Case ID: fla_62/html/0205-01.html
Source: Caselaw Access Project
Author: {"author": "Cockrell, J.", "license": "Public Domain", "url": "https://static.case.law/"}
Date Created: 2024-08-24T03:29:51.129683

J. W. Harrell, Plaintiff in Error, v. A. S. Woodberry, as County Treasurer of Gadsden County, Defendant in Error.
    
    1. When the funds collected and raised for roads and bridges have been exhausted, the county commissioners may not pay expenses properly belonging to said fund out of the “general revenue fund.”
    2. The salary of the Superintendent of roads and bridges is an expense properly charged against the road and bridge fund.
    3. There is no statutory authority for the use of the term “general revenue fund” in county taxation. All funds are special in the sense that they may be applied only to such purposes as may be properly embraced therein.
    This case was decided by the Court en Bauc.
    The facts in the case are stated in the opinion of the court.
    
      E. C. Love, for Plaintiff in Error;
    
      W. W. Trammell, for Defendant in Error.
   ON REHEARING.

Cockrell, J.

— Upon re-hearing granted in this case, it is urged that the petition for mandamus discloses that no taxes for road purposes were levied and that consequently the General Fund was subject to the warrant drawn. We have again given the case most careful consideration, in view of the apparent hardships alleged to result from our former holding, but are unable to arrive at a different conclusion.

From the petition it appears that when the salary for the month of September, 1910, became due, the Board of County Commissioners “having- exhausted all of the county funds collected and raised for the purpose of maintainging, working and building roads and bridges in said county, it was ordered by said Board * * * that a warrant for your petitioner’s salary should be issued on the County Treasurer of said County of Gadsden and drawn on the General Revenue Fund, said fund being raised by taxes for county purposes generally.” This clearly indicates that the Commissioners had raised a fund, by special tax levy, either under Chapter 5677, Laws of 1907, which permits a special tax for “working, repairing and maintaining the Public Roads and Bridges of the Several Counties of this State,” or under some other act, and that this special fund so levied had been exhausted before October, 1910. This plain statement of a fact is not overcome by the subsequent averment that the County Commissioners have not levied any special tax for road and bridge purposes either under the General law or under said Chapter number 5985, or under any other special act and that the tax authorized in and by said Chapter 5985 of the LaAvs of Florida cannot be constitutionally levied and collected. That nnless the said Treasurer is required to pay warrants issued upon him by the Board of County Commissioners for said county and drawn upon said General Revenue Fund authorizing the payment of liabilities incurred for working, building and maintaining roads and bridges in said county, that all such Avork on roads and bridges must be abandoned except such- as can be performed by the labor summoned for such purposes under said Chapter 5985, and that such labor and the funds lawfully derived under said acts are insufficient to maintain and work the roads of said county.”

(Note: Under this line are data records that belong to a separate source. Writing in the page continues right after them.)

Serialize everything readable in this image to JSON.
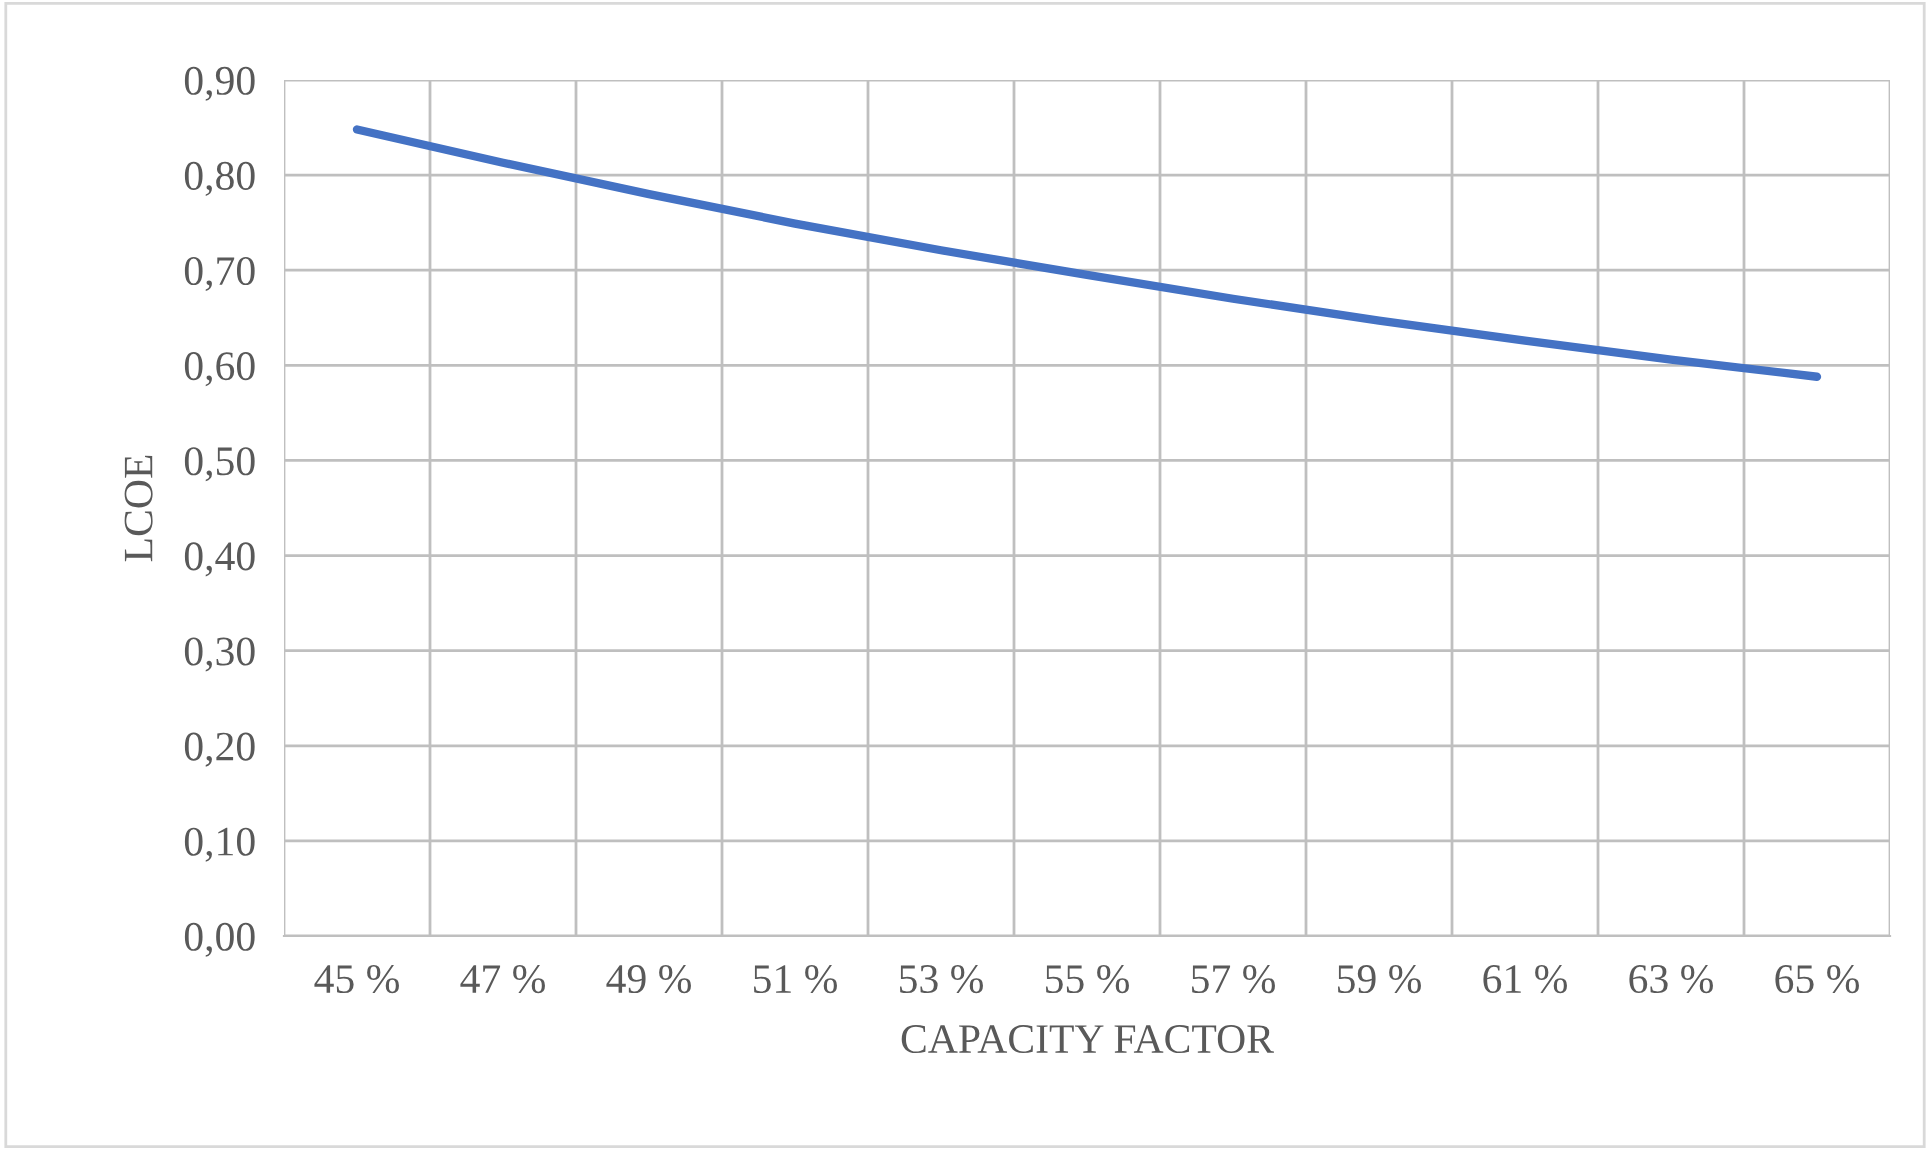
{
  "chart_data": {
    "type": "line",
    "xlabel": "CAPACITY FACTOR",
    "ylabel": "LCOE",
    "categories": [
      "45 %",
      "47 %",
      "49 %",
      "51 %",
      "53 %",
      "55 %",
      "57 %",
      "59 %",
      "61 %",
      "63 %",
      "65 %"
    ],
    "series": [
      {
        "color": "#4472c4",
        "values": [
          0.848,
          0.813,
          0.78,
          0.749,
          0.721,
          0.695,
          0.67,
          0.647,
          0.626,
          0.606,
          0.588
        ]
      }
    ],
    "ylim": [
      0,
      0.9
    ],
    "yticks": [
      {
        "value": 0,
        "label": "0,00"
      },
      {
        "value": 0.1,
        "label": "0,10"
      },
      {
        "value": 0.2,
        "label": "0,20"
      },
      {
        "value": 0.3,
        "label": "0,30"
      },
      {
        "value": 0.4,
        "label": "0,40"
      },
      {
        "value": 0.5,
        "label": "0,50"
      },
      {
        "value": 0.6,
        "label": "0,60"
      },
      {
        "value": 0.7,
        "label": "0,70"
      },
      {
        "value": 0.8,
        "label": "0,80"
      },
      {
        "value": 0.9,
        "label": "0,90"
      }
    ],
    "grid": true,
    "legend": false,
    "marker": "none",
    "line_style": "solid"
  }
}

Bearing in mind that this petition was filed in October, 1910, that under the law the County Commissioners usually met in August or September to fix the tax levy, which is not collectible before November, and in large part is not in fact collected until some time the succeeding year, it would seem that a special tax was levied for the year 1909, and that when the petitioner asserts that the Commissioners have not levied this tax and that dire results will follow, he says only that they did not at their meeting for the year 1910 levy this tax.

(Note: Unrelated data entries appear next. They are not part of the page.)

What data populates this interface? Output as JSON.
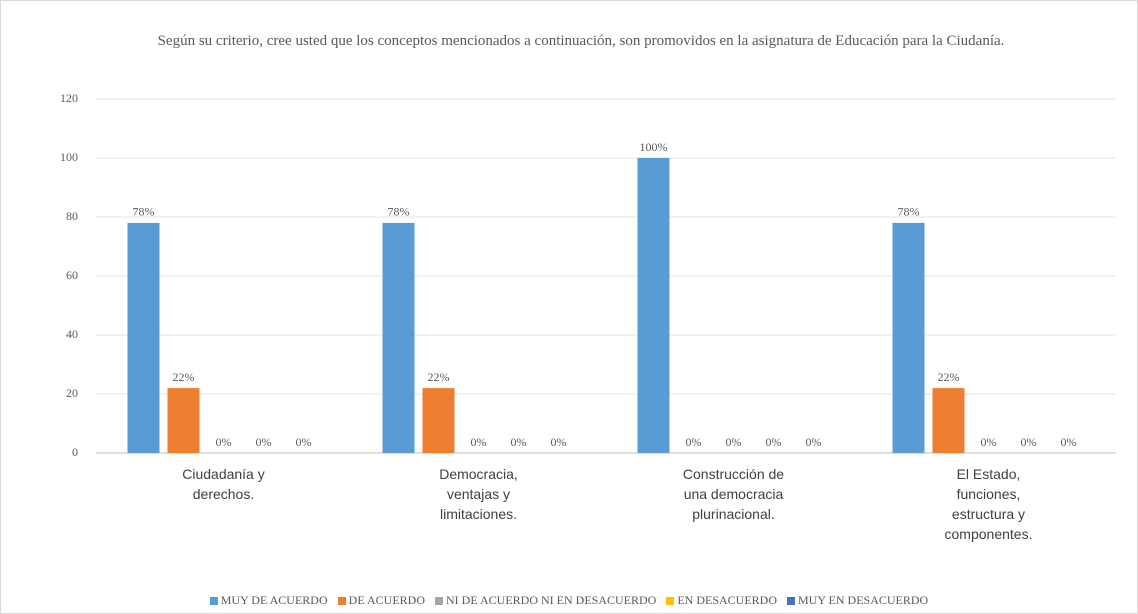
{
  "chart_data": {
    "type": "bar",
    "title": "Según su criterio, cree usted que los conceptos mencionados a continuación, son promovidos en la asignatura de Educación para la Ciudanía.",
    "categories": [
      "Ciudadanía y derechos.",
      "Democracia, ventajas y limitaciones.",
      "Construcción de una democracia plurinacional.",
      "El Estado, funciones, estructura y componentes."
    ],
    "series": [
      {
        "name": "MUY DE ACUERDO",
        "color": "#5b9bd5",
        "values": [
          78,
          78,
          100,
          78
        ],
        "value_labels": [
          "78%",
          "78%",
          "100%",
          "78%"
        ]
      },
      {
        "name": "DE ACUERDO",
        "color": "#ed7d31",
        "values": [
          22,
          22,
          0,
          22
        ],
        "value_labels": [
          "22%",
          "22%",
          "0%",
          "22%"
        ]
      },
      {
        "name": "NI DE ACUERDO NI EN DESACUERDO",
        "color": "#a5a5a5",
        "values": [
          0,
          0,
          0,
          0
        ],
        "value_labels": [
          "0%",
          "0%",
          "0%",
          "0%"
        ]
      },
      {
        "name": "EN DESACUERDO",
        "color": "#ffc000",
        "values": [
          0,
          0,
          0,
          0
        ],
        "value_labels": [
          "0%",
          "0%",
          "0%",
          "0%"
        ]
      },
      {
        "name": "MUY EN DESACUERDO",
        "color": "#4472c4",
        "values": [
          0,
          0,
          0,
          0
        ],
        "value_labels": [
          "0%",
          "0%",
          "0%",
          "0%"
        ]
      }
    ],
    "ylim": [
      0,
      120
    ],
    "yticks": [
      0,
      20,
      40,
      60,
      80,
      100,
      120
    ],
    "grid": true,
    "legend": "bottom"
  }
}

We are now satisfied that we correctly read the petition, that properly construed it shows a fund raised by taxation for one purpose which had been exhausted, and there was an unauthorized attempt to use another fund.

If the County of Gadsden can work its roads under the ordinary General Revenue Fund, which is limited to five mills, without availing itself of the special tax levy authorized by Chapter 5677, the law permits it, though it may require most careful nursing of the income so derived.

The commissioners may have been misled by the use of the term “General Revenue Fund,” which term we 'are advised is not infrequently used throughout the State. As applied to direct taxation for county purposes there is no statutory authority for the use of such designation of a fund. In making up its estimates of the millage to be levied, there maj" be many miscellaneous or contingent items which can be more conveniently grouped under one heading; but this grouping does not constitute a general fund for all purposes, including those for which special levies are made; it yet remains a special fund for such purposes only as may be properly embraced therein.

The judgment is again affirmed.

All concur except Shackleford, J., absent.